Akan tetapi, dibalik wifi gratis da banyak begitu potensi yang berbahaya. Meski isu keamanan tentang WiFi bukan barang baru, perusahaan keamanan siber ESET memaparkan sejumlah data penelitian tentang bahaya WiFi publik.

Dalam keterangan pers, Senin, 17 Juni 2019, ESET menjelaskan salah satu bahaya dari wifi publik adalah serangan Man in the Middle (MitM), di mana seorang peretas mencegat komunikasi antara dua pihak, kemudian mencuri informasi pribadi korban yang dapat disalahgunakan peretas untuk keuntungan mereka.

Persoalan MitM itu kemudian berhubungan dengan informasi pribadi yang disimpan oleh pengguna di ponsel. Masih bersumber dari ESET, pihaknya menmukan bahwa di wilayah Asia Pasifik bahwa 32 persen konsumennya menyimpan informasi mereka pada jejaring internet. Jika peretas berhasil menyusup melalui WiFi publik, potensi pencurian dan penyelahgunaan data sangat besar.

Memang,angka 32 persen tdiak teralu tinggi, namun seharusnya angka tersebut dpaat diturunkan lagi.

Perlu dicatat juga, kecuali Thailand, semua negara dalam survei ESET itu adalah negara yang menggunakan ponsel untuk transaksi online sebesar 61 persen.
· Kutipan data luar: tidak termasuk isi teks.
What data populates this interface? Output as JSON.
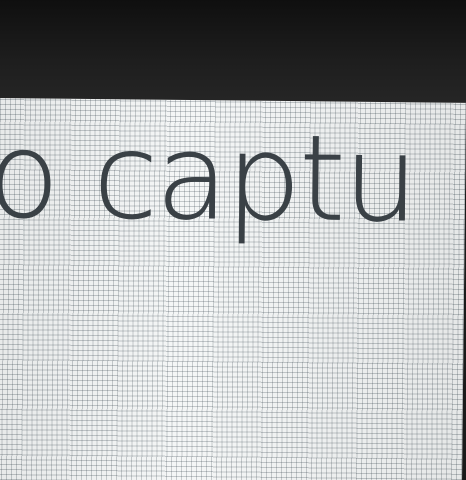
{
  "screen": {
    "visible_text": "to captu",
    "text_color": "#3a4146",
    "background_color": "#f4f6f6"
  },
  "bezel": {
    "color": "#1a1a1a"
  }
}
Ini adalah alasan yang perlu diperhatikan, mengingat banyka ponsel yang belum dilengkapi dengan keamanan cyber dan dikung dengan ketersediaan WiFi gratis.

Risiko bahaya di balik WiFi gratis juga dipaparkan laman Inc pada 2 Agustus 2018. Dijelaskan bahwa bisa saja penyerang siber sengaja meluncurkan WiFi gratis dengan tujuan sengaja untuk mencuri data pribadi atau data berharga lainnya.
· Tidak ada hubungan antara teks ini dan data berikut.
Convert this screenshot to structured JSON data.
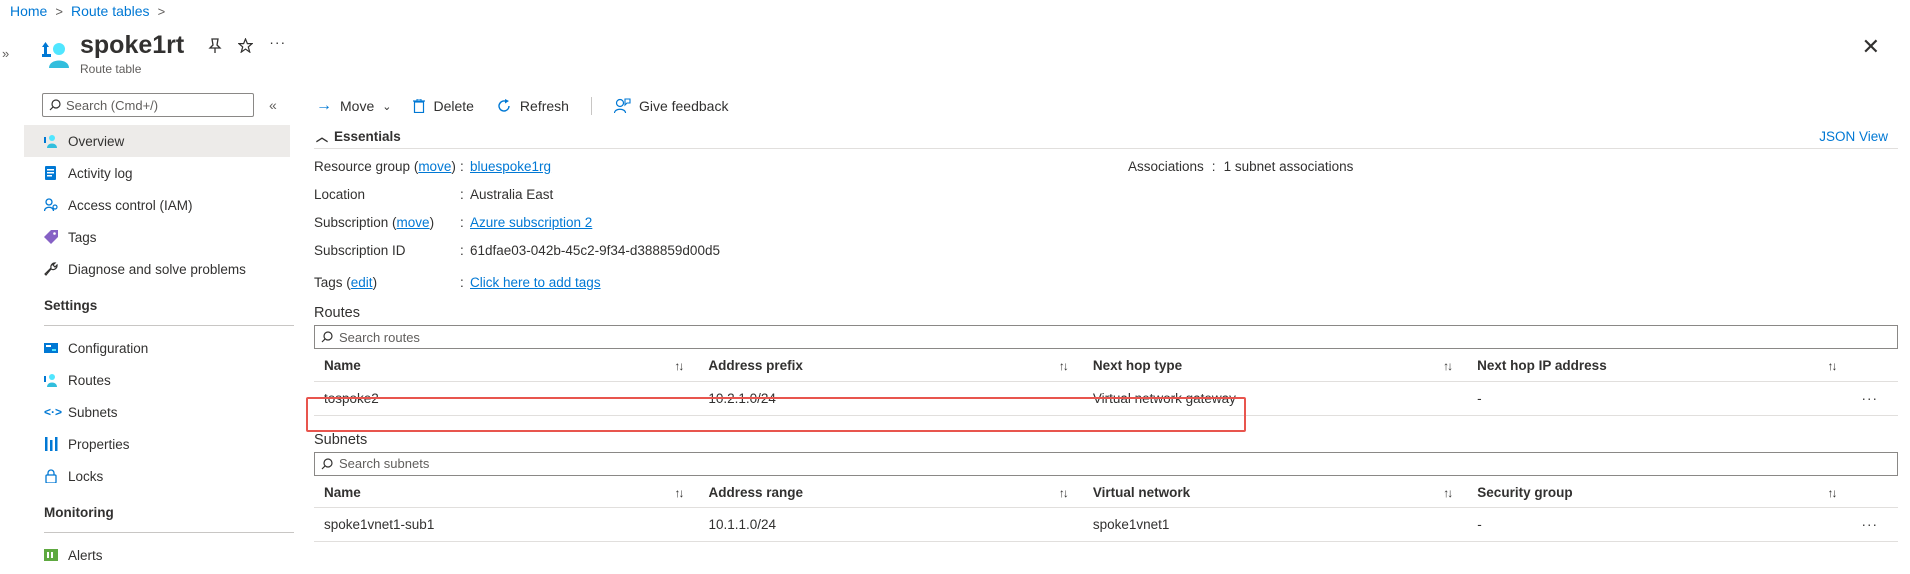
{
  "breadcrumb": [
    "Home",
    "Route tables"
  ],
  "resource": {
    "name": "spoke1rt",
    "type": "Route table"
  },
  "sidebar": {
    "search_placeholder": "Search (Cmd+/)",
    "items": [
      {
        "label": "Overview",
        "icon": "overview-icon",
        "active": true
      },
      {
        "label": "Activity log",
        "icon": "activity-log-icon"
      },
      {
        "label": "Access control (IAM)",
        "icon": "iam-icon"
      },
      {
        "label": "Tags",
        "icon": "tag-icon"
      },
      {
        "label": "Diagnose and solve problems",
        "icon": "wrench-icon"
      }
    ],
    "settings_header": "Settings",
    "settings_items": [
      {
        "label": "Configuration",
        "icon": "configuration-icon"
      },
      {
        "label": "Routes",
        "icon": "routes-icon"
      },
      {
        "label": "Subnets",
        "icon": "subnets-icon"
      },
      {
        "label": "Properties",
        "icon": "properties-icon"
      },
      {
        "label": "Locks",
        "icon": "lock-icon"
      }
    ],
    "monitoring_header": "Monitoring",
    "monitoring_items": [
      {
        "label": "Alerts",
        "icon": "alerts-icon"
      }
    ]
  },
  "toolbar": {
    "move": "Move",
    "delete": "Delete",
    "refresh": "Refresh",
    "feedback": "Give feedback"
  },
  "essentials": {
    "title": "Essentials",
    "json_view": "JSON View",
    "resource_group_label": "Resource group",
    "move_link": "move",
    "resource_group_value": "bluespoke1rg",
    "location_label": "Location",
    "location_value": "Australia East",
    "subscription_label": "Subscription",
    "subscription_value": "Azure subscription 2",
    "subscription_id_label": "Subscription ID",
    "subscription_id_value": "61dfae03-042b-45c2-9f34-d388859d00d5",
    "tags_label": "Tags",
    "edit_link": "edit",
    "tags_value": "Click here to add tags",
    "associations_label": "Associations",
    "associations_value": "1 subnet associations"
  },
  "routes": {
    "title": "Routes",
    "search_placeholder": "Search routes",
    "columns": [
      "Name",
      "Address prefix",
      "Next hop type",
      "Next hop IP address"
    ],
    "rows": [
      {
        "name": "tospoke2",
        "prefix": "10.2.1.0/24",
        "hop_type": "Virtual network gateway",
        "hop_ip": "-"
      }
    ]
  },
  "subnets": {
    "title": "Subnets",
    "search_placeholder": "Search subnets",
    "columns": [
      "Name",
      "Address range",
      "Virtual network",
      "Security group"
    ],
    "rows": [
      {
        "name": "spoke1vnet1-sub1",
        "range": "10.1.1.0/24",
        "vnet": "spoke1vnet1",
        "nsg": "-"
      }
    ]
  },
  "colors": {
    "accent": "#0078d4",
    "highlight": "#e8554e"
  }
}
Dalam artikel berjudul ‘Warning: These 7 Public Wi-Fi Risks Could Endanger Your Business’ itu juga memperingatkan akses WiFi gratis yang disusupi malware atau disadap oleh pihak ketiga tidak hanya mencuri data pribadi seseorang saja, namun para pelaku bisnis sehingga rentan menimbulkan kerugian pada bisnis mereka.
Selain itu, pencurian kata sandi dan nama pengguna juga bisa terjadi. (Hari-harianindo.com)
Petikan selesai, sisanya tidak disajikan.